I know I need to rewrite. I’m not one of those writers who can get something off pitch-perfect unless it’s less than 1000 words (and sometimes not even that). I think there are, actually, very few of those. I’ve seen too many people apparently piss away their early first drafts in onslaughts on agents and editors.

I know that I need to read. That the writer who stops reading, and reading widely, loses something valuable. That includes non-fiction and reading outside of the genres I normally write in. ((If I could be said to have a habit at this point.)) Books about writing go in the next point, actually…

I know that I need to learn from other writers.
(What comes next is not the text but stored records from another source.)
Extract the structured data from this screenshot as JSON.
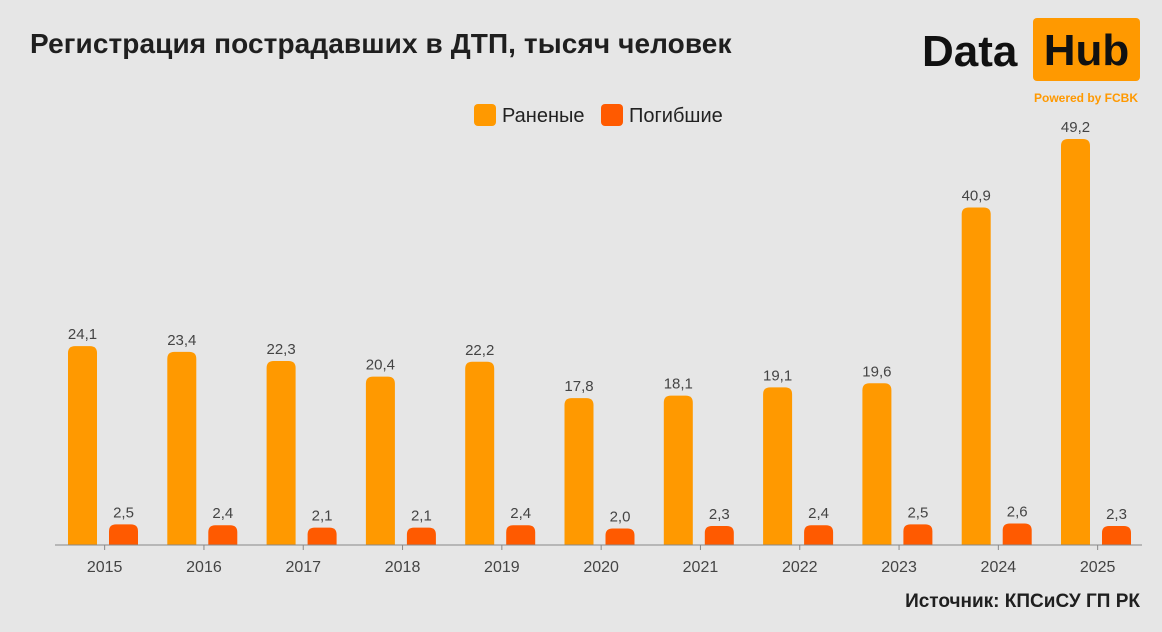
{
  "header": {
    "title": "Регистрация пострадавших в ДТП, тысяч человек"
  },
  "logo": {
    "word1": "Data",
    "word2": "Hub",
    "tagline": "Powered by FCBK"
  },
  "footer": {
    "source": "Источник: КПСиСУ ГП РК"
  },
  "colors": {
    "background": "#e6e6e6",
    "injured": "#ff9900",
    "killed": "#ff5a00",
    "axis": "#888888",
    "text": "#444444"
  },
  "chart_data": {
    "type": "bar",
    "title": "Регистрация пострадавших в ДТП, тысяч человек",
    "xlabel": "",
    "ylabel": "",
    "categories": [
      "2015",
      "2016",
      "2017",
      "2018",
      "2019",
      "2020",
      "2021",
      "2022",
      "2023",
      "2024",
      "2025"
    ],
    "category_labels": [
      "2015",
      "2016",
      "2017",
      "2018",
      "2019",
      "2020",
      "2021",
      "2022",
      "2023",
      "2024",
      "2025"
    ],
    "series": [
      {
        "name": "Раненые",
        "color": "#ff9900",
        "values": [
          24.1,
          23.4,
          22.3,
          20.4,
          22.2,
          17.8,
          18.1,
          19.1,
          19.6,
          40.9,
          49.2
        ],
        "labels": [
          "24,1",
          "23,4",
          "22,3",
          "20,4",
          "22,2",
          "17,8",
          "18,1",
          "19,1",
          "19,6",
          "40,9",
          "49,2"
        ]
      },
      {
        "name": "Погибшие",
        "color": "#ff5a00",
        "values": [
          2.5,
          2.4,
          2.1,
          2.1,
          2.4,
          2.0,
          2.3,
          2.4,
          2.5,
          2.6,
          2.3
        ],
        "labels": [
          "2,5",
          "2,4",
          "2,1",
          "2,1",
          "2,4",
          "2,0",
          "2,3",
          "2,4",
          "2,5",
          "2,6",
          "2,3"
        ]
      }
    ],
    "ylim": [
      0,
      49.2
    ],
    "grid": false,
    "legend_position": "top-center"
  }
}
I said, a long time ago, that writing is an apprenticeship art. Whether it’s through workshops (unlikely!) or groups (unlikely!) or hard study on my own (already doing) and reading other writers’ screeds about writing (and taking the advice with a moderate amount of salt)… there’s a whole lot of experience out there to learn from, and I’d be foolish not to take advantage of it. And finally:

I know that publishing is not the end. Whether I get published professionally or if I publish myself, it’s not the pinnacle of my writing track. I need to keep growing, to go beyond, to not rest on my laurels.